Todos los barrios que hoy integran la Axerquía eran entonces áreas extramuros, y siguieron siéndolo hasta las guerras civiles del siglo XI (o la dominación almorávide posterior), cuando estos arrabales fueron fortificados con una larga muralla que pasaba por Ollerías, Marrubial, Ronda de Andújar y Campo Madre de Dios hasta la Ribera. De ese modo, la ciudad intramuros quedaba dividida por una enorme pared almenada de quince metros, con torres y barbacana. Nunca se perdió la función defensiva y se prohibió edificar en las proximidades del lienzo de separación por su lado bajo, prohibición que fue efectiva hasta décadas después de la ocupación cristiana (1236).

Los árabes abrieron dos nuevas comunicaciones, que acabarían por llamarse arco del Portillo (que aún persiste en la calle de la Feria) y arco del Bailío. Siglos después de la conquista, en el año 1531, el corregidor Pérez de Luján abriría una nueva comunicación en cuesta escalonada que aún lleva su nombre. La última transformación fue la apertura de la Calle Nueva, a finales del siglo XIX.
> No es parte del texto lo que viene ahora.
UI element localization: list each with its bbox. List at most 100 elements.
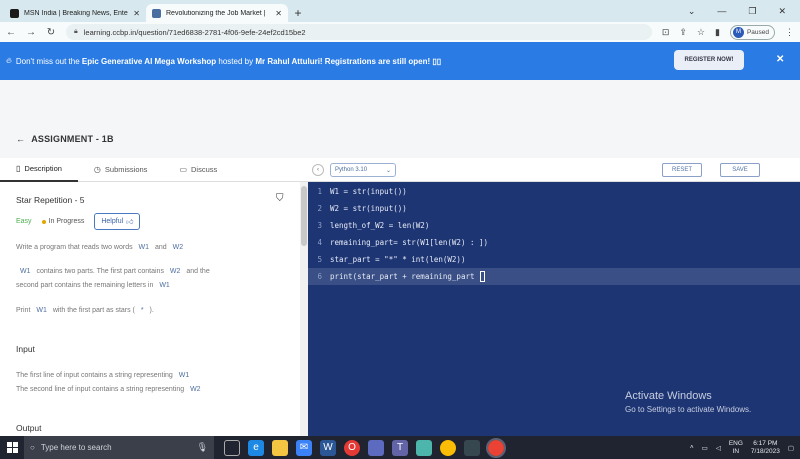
- network-icon[interactable]: ▭: [702, 444, 708, 452]
- code-line[interactable]: 4 remaining_part= str(W1[len(W2) : ]): [308, 234, 800, 251]
- save-button[interactable]: SAVE: [720, 163, 760, 177]
- tab-search-icon[interactable]: ⌄: [688, 6, 696, 17]
- msn-favicon-icon: [10, 8, 19, 18]
- text: Write a program that reads two words: [16, 244, 133, 251]
- description-line-1: Write a program that reads two words W1 …: [16, 242, 187, 254]
- input-line-2: The second line of input contains a stri…: [16, 384, 205, 396]
- ccbp-favicon-icon: [152, 8, 161, 18]
- page-title: ASSIGNMENT - 1B: [31, 134, 114, 144]
- teams-icon[interactable]: T: [392, 439, 408, 456]
- back-arrow-icon[interactable]: ←: [16, 134, 25, 144]
- tray-chevron-icon[interactable]: ˄: [690, 444, 694, 451]
- banner-mid: hosted by: [218, 56, 254, 66]
- activate-windows-title: Activate Windows: [625, 390, 712, 402]
- sidebar-icon[interactable]: ▮: [715, 27, 720, 38]
- code-text: print(star_part + remaining_part: [330, 272, 480, 281]
- line-number: 6: [317, 272, 322, 281]
- language-indicator[interactable]: ENG IN: [729, 440, 743, 456]
- code-line-active[interactable]: 6 print(star_part + remaining_part: [308, 268, 800, 285]
- store-icon[interactable]: [368, 439, 384, 456]
- volume-icon[interactable]: ◁: [716, 444, 721, 452]
- tab-submissions[interactable]: ◷ Submissions: [78, 158, 164, 182]
- start-button[interactable]: [0, 436, 24, 459]
- difficulty-badge: Easy: [16, 218, 32, 225]
- photos-icon[interactable]: [416, 439, 432, 456]
- tab-discuss[interactable]: ▭ Discuss: [163, 158, 233, 182]
- text: with the first part as stars (: [52, 307, 135, 314]
- bookmark-icon[interactable]: ⛉: [276, 193, 284, 204]
- register-now-button[interactable]: REGISTER NOW!: [674, 50, 744, 70]
- share-icon[interactable]: ⇪: [679, 27, 687, 38]
- search-placeholder: Type here to search: [40, 443, 112, 452]
- reload-icon[interactable]: ↻: [46, 27, 56, 38]
- status-dot-icon: [41, 219, 46, 224]
- tab-close-icon[interactable]: ✕: [275, 9, 282, 18]
- code-text: W2 = str(input()): [330, 204, 407, 213]
- task-view-icon[interactable]: [224, 439, 240, 456]
- tab-label: Submissions: [104, 165, 148, 174]
- code-text: remaining_part= str(W1[len(W2) : ]): [330, 238, 489, 247]
- collapse-panel-button[interactable]: ‹: [312, 164, 324, 176]
- edge-icon[interactable]: e: [248, 439, 264, 456]
- text: second part contains the remaining lette…: [16, 282, 154, 289]
- line-number: 2: [317, 204, 322, 213]
- media-icon[interactable]: [464, 439, 480, 456]
- bookmark-star-icon[interactable]: ☆: [697, 27, 705, 38]
- helpful-button[interactable]: Helpful 👍︎: [94, 213, 141, 230]
- code-line[interactable]: 2 W2 = str(input()): [308, 200, 800, 217]
- code-line[interactable]: 1 W1 = str(input()): [308, 183, 800, 200]
- chat-icon: ▭: [179, 165, 187, 174]
- banner-close-icon[interactable]: ✕: [776, 54, 784, 65]
- tab-title: MSN India | Breaking News, Ente: [24, 9, 128, 17]
- thumbs-up-icon: 👍︎: [126, 219, 134, 226]
- menu-icon[interactable]: ⋮: [785, 27, 794, 38]
- profile-button[interactable]: M Paused: [729, 24, 775, 40]
- status-badge: In Progress: [41, 218, 84, 225]
- text: The second line of input contains a stri…: [16, 386, 185, 393]
- forward-icon[interactable]: →: [26, 27, 36, 38]
- language-select[interactable]: Python 3.10 ⌄: [330, 163, 396, 177]
- mail-icon[interactable]: ✉: [296, 439, 312, 456]
- text: contains two parts. The first part conta…: [36, 268, 164, 275]
- text: ).: [149, 307, 154, 314]
- inline-code: *: [140, 307, 144, 314]
- line-number: 4: [317, 238, 322, 247]
- word-icon[interactable]: W: [320, 439, 336, 456]
- avatar: M: [732, 26, 744, 38]
- code-line[interactable]: 3 length_of_W2 = len(W2): [308, 217, 800, 234]
- text: and the: [186, 268, 210, 275]
- windows-taskbar: ○ Type here to search 🎙︎ e ✉ W O T: [0, 436, 800, 459]
- chrome-icon[interactable]: [440, 439, 456, 456]
- tab-close-icon[interactable]: ✕: [133, 9, 140, 18]
- tab-description[interactable]: ▯ Description: [0, 158, 78, 182]
- restore-icon[interactable]: ❐: [748, 6, 756, 17]
- scrollbar-thumb[interactable]: [301, 186, 307, 246]
- taskbar-apps: e ✉ W O T: [224, 437, 506, 458]
- reset-button[interactable]: RESET: [662, 163, 702, 177]
- code-line[interactable]: 5 star_part = "*" * int(len(W2)): [308, 251, 800, 268]
- close-window-icon[interactable]: ✕: [778, 6, 786, 17]
- search-icon: ○: [30, 443, 35, 452]
- url-input[interactable]: 🔒︎ learning.ccbp.in/question/71ed6838-27…: [66, 24, 652, 40]
- notifications-icon[interactable]: ▢: [788, 444, 794, 452]
- chevron-down-icon: ⌄: [385, 167, 391, 174]
- minimize-icon[interactable]: —: [717, 6, 726, 16]
- output-heading: Output: [16, 423, 42, 433]
- taskbar-search[interactable]: ○ Type here to search 🎙︎: [24, 436, 214, 459]
- opera-icon[interactable]: O: [344, 439, 360, 456]
- banner-host: Mr Rahul Attuluri! Registrations are sti…: [255, 56, 442, 66]
- new-tab-button[interactable]: +: [288, 4, 308, 22]
- browser-tab-msn[interactable]: MSN India | Breaking News, Ente ✕: [4, 4, 146, 22]
- browser-actions: ⊡ ⇪ ☆ ▮ M Paused ⋮: [662, 24, 794, 40]
- inline-code: W1: [20, 268, 31, 275]
- browser-tab-ccbp[interactable]: Revolutionizing the Job Market | ✕: [146, 4, 288, 22]
- browser-tabbar: MSN India | Breaking News, Ente ✕ Revolu…: [0, 0, 800, 22]
- clock[interactable]: 6:17 PM 7/18/2023: [751, 440, 780, 456]
- back-icon[interactable]: ←: [6, 27, 16, 38]
- inline-code: W2: [190, 386, 201, 393]
- install-icon[interactable]: ⊡: [662, 27, 670, 38]
- chrome-active-icon[interactable]: [486, 437, 506, 458]
- file-explorer-icon[interactable]: [272, 439, 288, 456]
- microphone-icon[interactable]: 🎙︎: [197, 442, 208, 453]
- banner-prefix: Don't miss out the: [15, 56, 80, 66]
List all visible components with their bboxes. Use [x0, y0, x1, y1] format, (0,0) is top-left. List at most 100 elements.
Un paseo hacia el Ayuntamiento desde la Ribera nos permite ver grandes muros e incluso torres enteras que sobreviven en la casa de los marqueses del Carpio, en las ruinas de la ermita de la Aurora y en algún otro solar. Además, casi todos los edificios de la calle Alfaros están separados de los de la calle del Císter, a sus espaldas, por restos de la antigua muralla.